Será
que as palavras dizem tudo? Será que as palavras não destroem os símbolos que
existem além do alcance das palavras? Encontro essas indagações ao reler o
romance Flush, de Virginia Woolf.
Flush
era o cão da poetisa vitoriana Elisabeth Barrett. A inspiração de Virginia
Woolf para escrever uma história narrada a partir da perspectiva do cãozinho
brotou por intermédio da leitura das cartas de amor trocadas entre Elisabeth e
o futuro marido, o também poeta Robert Browning.
Virginia
sentia-se exausta após a conclusão do romance As ondas. A leitura das cartas aliviava seu cansaço mental. Ela
divertia-se com a ênfase dada à inteligência e às aventuras vividas por Flush. Esse
constante ressaltar dos atributos do cão fez caminho além e migrou para o
território da ficção.
Flush
fala de instintos, sonhos, medos, alegrias, traumas, dores, afetos, amores. Dos
cães e dos humanos. Trata da passagem do tempo, do nascimento à morte e como
experenciamos essa passagem implacável.
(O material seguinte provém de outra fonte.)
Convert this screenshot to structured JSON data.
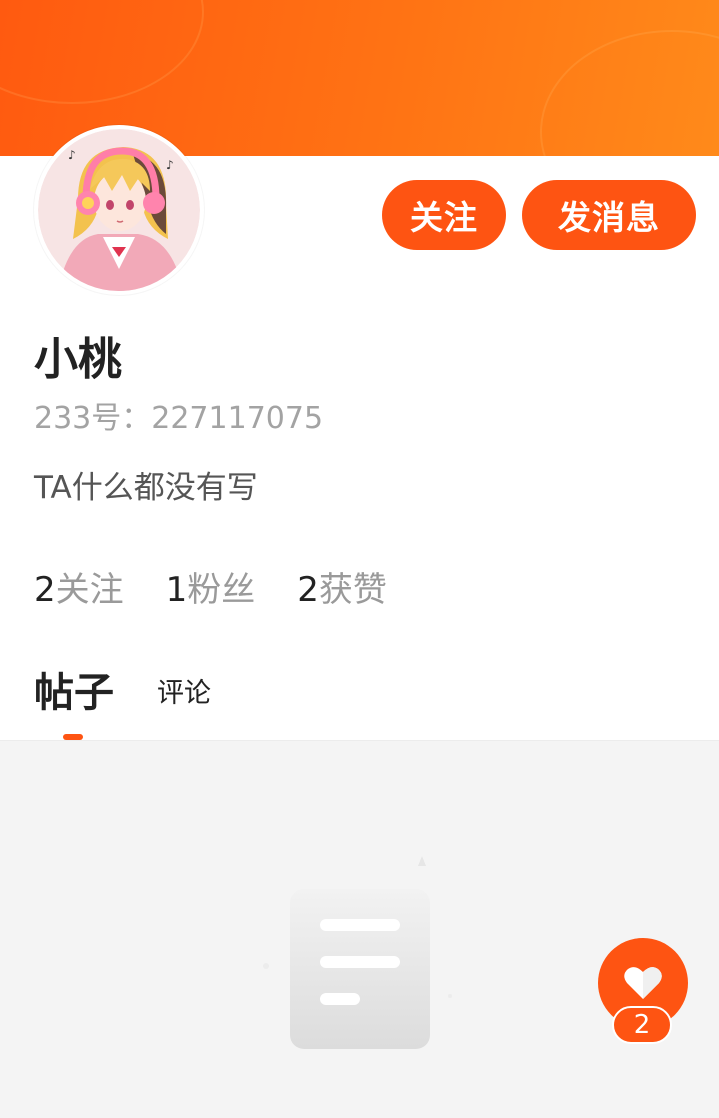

Como mudam corpos, sensibilidades,
olhares, desejos e medos.
“Ela
era uma mulher; ele um cão. Assim, intimamente ligados; assim, imensamente
separados, um encarava o outro.” Além de Flush, esses dias lembrei da cadela Baleia
de Vidas Secas, da Diana da música do Toninho Horta, da história de Hachiko e
sua espera sem fim pelo dono na estação.
Lembrei
dos outros cães devido a um pequeno drama familiar, vivido por Kilt, cadela da raça pastor alemão que mora comigo
há onze anos. Kilt tem uma filha, chamada Dedé. Há algumas semanas a Dedé adoeceu
gravemente, foi internada e passou por uma delicada cirurgia. Desde então o
choro da mãe rasga a noite. Ela sofre de saudade, sofre por não saber onde está
sua companheira de toda a vida. Eu procuro consolá-la como tantas vezes ela me
consolou, pois os bichos possuem uma sensibilidade que muitas vezes serve de lição à insensibilidade
dos humanos.
Será
que as palavras dizem tudo? Creio que não. A felicidade da Kilt quando a Dedé
teve alta e voltou pra casa está além do alcance das palavras.
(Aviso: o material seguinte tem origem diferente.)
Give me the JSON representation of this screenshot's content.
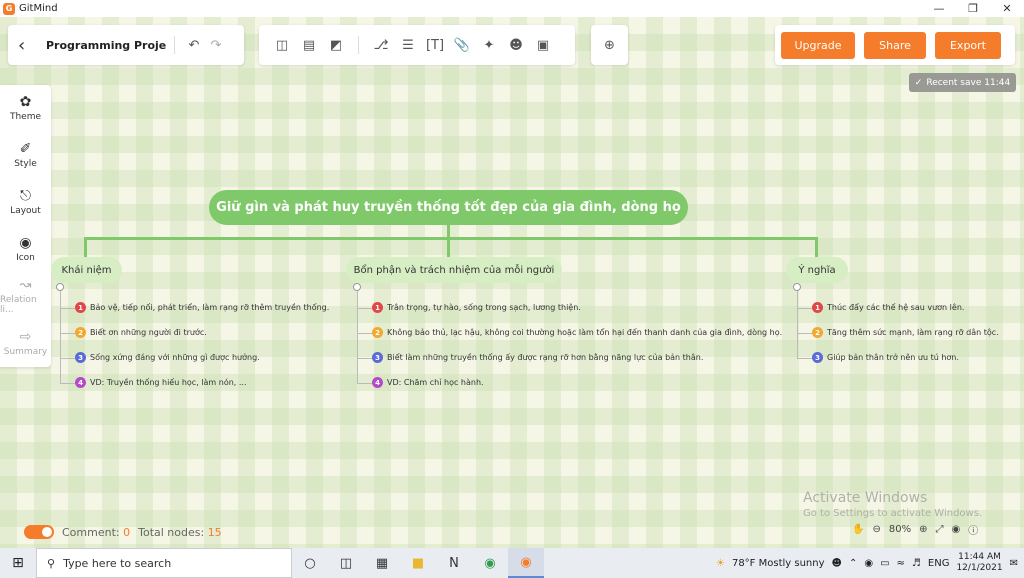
{
  "window": {
    "app_name": "GitMind"
  },
  "toolbar": {
    "doc_title": "Programming Proje...",
    "upgrade": "Upgrade",
    "share": "Share",
    "export": "Export"
  },
  "recent_save": "Recent save 11:44",
  "sidebar": {
    "items": [
      {
        "label": "Theme",
        "icon": "theme-icon"
      },
      {
        "label": "Style",
        "icon": "style-icon"
      },
      {
        "label": "Layout",
        "icon": "layout-icon"
      },
      {
        "label": "Icon",
        "icon": "icon-icon"
      },
      {
        "label": "Relation li...",
        "icon": "relation-icon"
      },
      {
        "label": "Summary",
        "icon": "summary-icon"
      }
    ]
  },
  "mindmap": {
    "root": "Giữ gìn và phát huy truyền thống tốt đẹp của gia đình, dòng họ",
    "branches": [
      {
        "title": "Khái niệm",
        "leaves": [
          {
            "n": "1",
            "text": "Bảo vệ, tiếp nối, phát triển, làm rạng rỡ thêm truyền thống."
          },
          {
            "n": "2",
            "text": "Biết ơn những người đi trước."
          },
          {
            "n": "3",
            "text": "Sống xứng đáng với những gì được hưởng."
          },
          {
            "n": "4",
            "text": "VD: Truyền thống hiếu học, làm nón, ..."
          }
        ]
      },
      {
        "title": "Bổn phận và trách nhiệm của mỗi người",
        "leaves": [
          {
            "n": "1",
            "text": "Trân trọng, tự hào, sống trong sạch, lương thiện."
          },
          {
            "n": "2",
            "text": "Không bảo thủ, lạc hậu, không coi thường hoặc làm tổn hại đến thanh danh của gia đình, dòng họ."
          },
          {
            "n": "3",
            "text": "Biết làm những truyền thống ấy được rạng rỡ hơn bằng năng lực của bản thân."
          },
          {
            "n": "4",
            "text": "VD: Chăm chỉ học hành."
          }
        ]
      },
      {
        "title": "Ý nghĩa",
        "leaves": [
          {
            "n": "1",
            "text": "Thúc đẩy các thế hệ sau vươn lên."
          },
          {
            "n": "2",
            "text": "Tăng thêm sức mạnh, làm rạng rỡ dân tộc."
          },
          {
            "n": "3",
            "text": "Giúp bản thân trở nên ưu tú hơn."
          }
        ]
      }
    ],
    "num_colors": [
      "#e04848",
      "#f0a830",
      "#5a6ad8",
      "#b54ac8"
    ]
  },
  "status": {
    "comment_label": "Comment:",
    "comment_count": "0",
    "nodes_label": "Total nodes:",
    "nodes_count": "15",
    "zoom": "80%"
  },
  "watermark": {
    "line1": "Activate Windows",
    "line2": "Go to Settings to activate Windows."
  },
  "taskbar": {
    "search_placeholder": "Type here to search",
    "weather": "78°F  Mostly sunny",
    "lang": "ENG",
    "time": "11:44 AM",
    "date": "12/1/2021"
  }
}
(crônica publicada no jornal O Povo, edição de 14/06/2013)
2 comentários:
Linda esta crônica Ana Valeska.Muito me comoveu porque chorei com a morte do Flush e também porque amo os cães, estes seres maravilhosos que enchem nossas vidas de ternura, companheirismo e cumplicidade, atributos raros nos seres humanos.
Vera
"Tem palavras que a gente simplesmente não pode encontrar / Ou, de algum modo, perderam seu significado / Nas páginas agora deixadas para trás / Palavras sem sentido continuam girando"
Esse é um verso livremente traduzido de uma canção que eu gosto muito. E acho que é bem isso mesmo. Tem coisas que ficam ditas no silêncio... ou no silêncio desesperado da solidão, ou no silêncio incansável da perda, do amor abandonado... Já senti pra caramba isso. E nas horas que não consigo me expressar, deixar isso fluir, procuro sentir meu próprio silêncio.
Sou redator, tento ser poeta (e você sabe rsrsrsr), amo palavras... mas tem horas que imagens ou símbolos opacos valem mais do que todas elas.
Beijo Ana! Saudade de conversar contigo!